AO 2005-20: Payroll deduction for LLP PAC
Partners at Pillsbury Winthrop Shaw Pittman LLP (PWSP) may use an automated electronic payroll system to make voluntary contributions to PWSP’s PAC, provided that the PAC pays PWSP in advance for the costs associated with the use of the system.
Background
PWSP is a limited liability partnership consisting of over 900 attorneys, more than 300 of whom are partners. PWSP qualifies as a federal contractor because it occasionally provides legal services to federal government agencies. As a partnership, PWSP cannot act as the connected organization for a separate segregated fund (SSF); instead it sponsors a nonconnected political action committee (PAC). Any support PWSP might provide to the PAC would be a partnership contribution.
In 2006, the PAC wants to allow PWSP partners to contribute voluntarily to the PAC by means of PWSP’s automated electronic payroll system. Currently, partners wishing to contribute to PWSP PAC must do so by personal check. The PAC would pay all costs associated with the use of the payroll system.
Analysis
The Federal Election Campaign Act (the Act) and Commission regulations prohibit federal contractors — including partnerships — from making contributions or expenditures in connection with any federal election. 2 U.S.C. 441c(a); 11 CFR115.4(a). However, individuals who work for a federal contractor may contribute in their own name from their own personal assets. 11 CFR 115.4(b). PWSP partners using PWSP’s automated electronic payroll system exercise complete control over the funds that represent their net compensation by making their individual account designations, and the partners may modify or revoke those designations at any time.
Significantly, PWSP has no control over the partners’ choice of the recipient of any disbursement from the firm’s payroll account and at the moment a disbursement takes place from PWSP’s payroll account, the funds being disbursed are the personal assets of the partner. This is the functional equivalent of the partner writing a personal check.

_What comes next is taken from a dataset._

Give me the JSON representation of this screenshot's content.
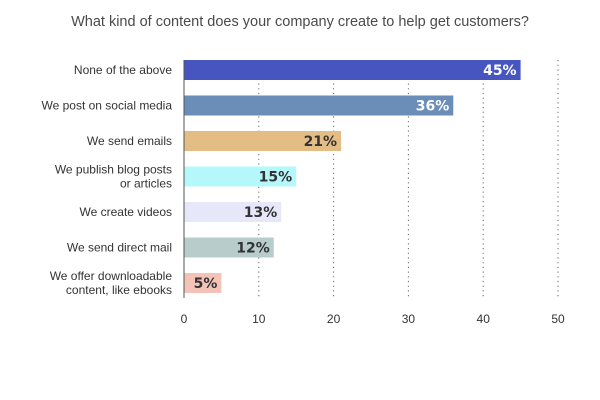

In past advisory opinions, the Commission has stated that the federal contractor prohibition extends to the use of any partnership funds to pay for the PAC’s establishment, administration and solicitation costs. As a result, PWSP may not pay any of the costs associated with a partner’s use of PWSP’s automated electronic payroll system to make voluntary contributions to the PAC without PWSP making a prohibited contribution. However, the Commission has allowed a partnership to pay for its PAC’s use of goods and/or services that the partnership offers in the usual course of its business, so long as the political committee provides reimbursement within a “commercially reasonable time.” AO 2001-7. This allowance does not extend to goods and services that are not offered by the partnership in the ordinary course of its business. Since use of its automated electronic payroll system is not offered to PWSP’s clients in its normal course of business, the PAC must pay in advance all costs associated with using the system in order to avoid an impermissible contribution by federal contractor PWSP to the PAC.¹
Date issued: January 23, 2006; Length: 4 pages
¹ The Commission considered, but could not reach a consensus on, whether the PAC may reimburse PWSP within a commercially reasonable time, rather than pre-pay for these costs.